Spirituelles Streben sagt mir,
mein Gott sei meine
Mitleids-Mutter.
Verwirklichung sagt mir,
mein Gott sei mein
Befreiungs-Vater.
Einssein mit Gott sagt mir,
mein Gott sei mein
Vollkommenheits-Freund.
Gott ist zugleich unser göttlicher Vater und unsere göttliche Mutter. Im Westen steht Gott der Vater an erster Stelle, während im Osten, besonders in Indien, Gott die Mutter zuerst kommt. Sowohl der Osten als auch der Westen haben Recht. Wenn wir Gott den Vater verwirklichen, werden wir unweigerlich auch Gott die Mutter in Ihm sehen. Verwirklichen wir hingegen Gott die Mutter, sehen wir auch Gott den Vater in Ihr.

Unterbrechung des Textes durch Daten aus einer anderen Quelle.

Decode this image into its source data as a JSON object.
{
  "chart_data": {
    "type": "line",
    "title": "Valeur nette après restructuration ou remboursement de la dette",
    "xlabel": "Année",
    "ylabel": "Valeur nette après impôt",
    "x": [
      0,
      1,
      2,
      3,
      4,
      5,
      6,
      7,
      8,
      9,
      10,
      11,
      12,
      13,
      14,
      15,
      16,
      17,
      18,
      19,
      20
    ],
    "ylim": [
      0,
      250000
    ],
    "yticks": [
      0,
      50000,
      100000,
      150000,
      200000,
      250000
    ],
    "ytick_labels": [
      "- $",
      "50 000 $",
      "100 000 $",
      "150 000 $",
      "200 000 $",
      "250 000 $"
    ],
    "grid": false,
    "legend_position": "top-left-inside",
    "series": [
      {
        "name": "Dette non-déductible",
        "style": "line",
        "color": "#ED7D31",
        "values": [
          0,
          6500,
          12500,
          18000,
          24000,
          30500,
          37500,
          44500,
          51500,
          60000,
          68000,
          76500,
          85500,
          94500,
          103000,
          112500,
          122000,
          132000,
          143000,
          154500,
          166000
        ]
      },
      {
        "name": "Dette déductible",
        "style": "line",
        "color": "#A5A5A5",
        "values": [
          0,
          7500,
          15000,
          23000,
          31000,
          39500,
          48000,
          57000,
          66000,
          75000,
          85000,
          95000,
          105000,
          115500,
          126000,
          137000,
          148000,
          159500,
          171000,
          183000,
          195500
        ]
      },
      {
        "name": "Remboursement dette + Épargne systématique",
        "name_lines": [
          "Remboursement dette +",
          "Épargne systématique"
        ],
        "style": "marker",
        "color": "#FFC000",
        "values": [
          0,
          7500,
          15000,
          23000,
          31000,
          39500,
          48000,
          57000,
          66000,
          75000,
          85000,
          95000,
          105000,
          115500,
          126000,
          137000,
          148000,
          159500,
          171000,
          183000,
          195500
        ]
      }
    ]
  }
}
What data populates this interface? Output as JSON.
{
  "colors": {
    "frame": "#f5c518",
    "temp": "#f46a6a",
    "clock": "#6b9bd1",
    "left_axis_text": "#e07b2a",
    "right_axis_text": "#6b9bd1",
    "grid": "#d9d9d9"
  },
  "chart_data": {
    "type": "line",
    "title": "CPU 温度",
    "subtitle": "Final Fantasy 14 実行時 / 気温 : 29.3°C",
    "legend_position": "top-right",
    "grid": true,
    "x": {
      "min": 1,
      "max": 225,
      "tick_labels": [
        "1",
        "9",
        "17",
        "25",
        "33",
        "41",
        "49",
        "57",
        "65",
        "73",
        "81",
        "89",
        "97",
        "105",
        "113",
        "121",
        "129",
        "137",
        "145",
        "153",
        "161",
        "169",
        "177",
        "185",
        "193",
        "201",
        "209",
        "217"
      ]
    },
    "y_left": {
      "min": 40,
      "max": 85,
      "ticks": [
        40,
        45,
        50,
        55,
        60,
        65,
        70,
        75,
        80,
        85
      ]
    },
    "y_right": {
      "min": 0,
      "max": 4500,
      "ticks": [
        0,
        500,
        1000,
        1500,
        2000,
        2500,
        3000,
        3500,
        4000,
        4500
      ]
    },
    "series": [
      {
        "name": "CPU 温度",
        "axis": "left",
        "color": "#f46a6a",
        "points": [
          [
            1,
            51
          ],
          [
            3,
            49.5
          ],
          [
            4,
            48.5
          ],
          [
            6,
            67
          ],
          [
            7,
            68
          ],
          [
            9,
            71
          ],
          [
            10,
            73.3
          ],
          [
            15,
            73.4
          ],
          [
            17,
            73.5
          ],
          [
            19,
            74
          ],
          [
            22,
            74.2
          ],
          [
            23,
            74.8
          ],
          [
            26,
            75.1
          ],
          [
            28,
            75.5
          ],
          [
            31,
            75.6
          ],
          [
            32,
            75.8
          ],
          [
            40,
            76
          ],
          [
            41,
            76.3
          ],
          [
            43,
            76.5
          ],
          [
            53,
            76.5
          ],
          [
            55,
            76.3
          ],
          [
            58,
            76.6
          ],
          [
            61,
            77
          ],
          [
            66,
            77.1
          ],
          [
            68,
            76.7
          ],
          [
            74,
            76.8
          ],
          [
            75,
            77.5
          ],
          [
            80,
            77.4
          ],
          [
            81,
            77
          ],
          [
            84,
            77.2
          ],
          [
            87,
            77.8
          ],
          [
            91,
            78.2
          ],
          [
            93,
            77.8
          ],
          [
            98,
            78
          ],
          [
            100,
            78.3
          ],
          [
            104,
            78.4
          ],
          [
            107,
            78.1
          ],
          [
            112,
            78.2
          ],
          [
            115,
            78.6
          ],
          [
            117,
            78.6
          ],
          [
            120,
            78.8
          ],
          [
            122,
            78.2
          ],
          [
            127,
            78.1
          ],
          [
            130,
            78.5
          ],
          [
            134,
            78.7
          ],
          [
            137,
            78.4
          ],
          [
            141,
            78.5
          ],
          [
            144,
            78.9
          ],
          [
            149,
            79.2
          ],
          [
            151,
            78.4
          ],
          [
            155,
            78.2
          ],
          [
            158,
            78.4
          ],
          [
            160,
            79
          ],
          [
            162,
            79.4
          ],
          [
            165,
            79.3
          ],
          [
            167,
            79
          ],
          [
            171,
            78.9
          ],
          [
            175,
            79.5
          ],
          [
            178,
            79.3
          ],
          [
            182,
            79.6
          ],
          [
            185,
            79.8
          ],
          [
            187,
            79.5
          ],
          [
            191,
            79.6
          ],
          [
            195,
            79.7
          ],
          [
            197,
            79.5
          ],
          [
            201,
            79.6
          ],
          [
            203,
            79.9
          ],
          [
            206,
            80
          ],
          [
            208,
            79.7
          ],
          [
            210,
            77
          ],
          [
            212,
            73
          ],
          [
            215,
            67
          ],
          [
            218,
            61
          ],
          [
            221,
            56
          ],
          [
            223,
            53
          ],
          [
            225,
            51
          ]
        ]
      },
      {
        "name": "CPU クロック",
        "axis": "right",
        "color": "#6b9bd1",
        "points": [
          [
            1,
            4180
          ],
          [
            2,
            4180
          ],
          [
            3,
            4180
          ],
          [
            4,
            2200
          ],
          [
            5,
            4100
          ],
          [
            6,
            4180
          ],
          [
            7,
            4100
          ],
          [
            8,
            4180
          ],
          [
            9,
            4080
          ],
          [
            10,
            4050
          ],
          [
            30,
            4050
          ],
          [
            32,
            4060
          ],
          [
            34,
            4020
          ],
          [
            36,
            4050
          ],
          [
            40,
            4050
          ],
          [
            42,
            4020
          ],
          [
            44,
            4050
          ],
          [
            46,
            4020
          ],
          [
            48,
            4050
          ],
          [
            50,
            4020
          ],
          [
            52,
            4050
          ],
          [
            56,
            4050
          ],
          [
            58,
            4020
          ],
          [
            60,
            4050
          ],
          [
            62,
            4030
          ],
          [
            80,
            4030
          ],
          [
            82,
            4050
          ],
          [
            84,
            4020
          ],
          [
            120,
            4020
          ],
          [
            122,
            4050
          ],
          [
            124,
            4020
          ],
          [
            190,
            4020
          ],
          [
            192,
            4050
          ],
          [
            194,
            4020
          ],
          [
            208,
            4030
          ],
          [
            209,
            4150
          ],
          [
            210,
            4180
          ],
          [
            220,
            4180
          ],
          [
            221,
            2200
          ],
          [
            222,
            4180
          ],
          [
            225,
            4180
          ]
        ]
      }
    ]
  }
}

Wenn wir uns Gott dem Vater nähern, fühlen wir Seine Weisheit, Sein inneres Licht, Seine Weite. Nähern wir uns Gott der Mutter, so fühlen wir Ihre unendliche Liebe, Ihr unendliches Mitgefühl, Ihre unendliche Fürsorge. Das bedeutet nicht, dass Gott der Vater kein Mitgefühl hätte. Er besitzt es genauso, aber Gott drückt Liebe, Mitgefühl und Fürsorge mehr durch die weibliche als durch die männliche Form aus. In der männlichen Form hingegen schenkt Er uns Weisheit, Licht und Weite.
Jede dieser göttlichen Qualitäten – Liebe, Mitleid, Fürsorge, Weite, Licht und Weisheit – spielt eine sehr bedeutsame Rolle im Leben jeder aufstrebenden Seele. Wenn wir in der Tiefe unseres Herzens Gottes Liebe, Fürsorge, Mitleid, Weisheit, Licht und Weite spüren, können wir sicher sein, dass der unerfüllte Mensch von heute schon bald zum verwirklichten, erfüllten und manifestierten Gott von morgen werden wird.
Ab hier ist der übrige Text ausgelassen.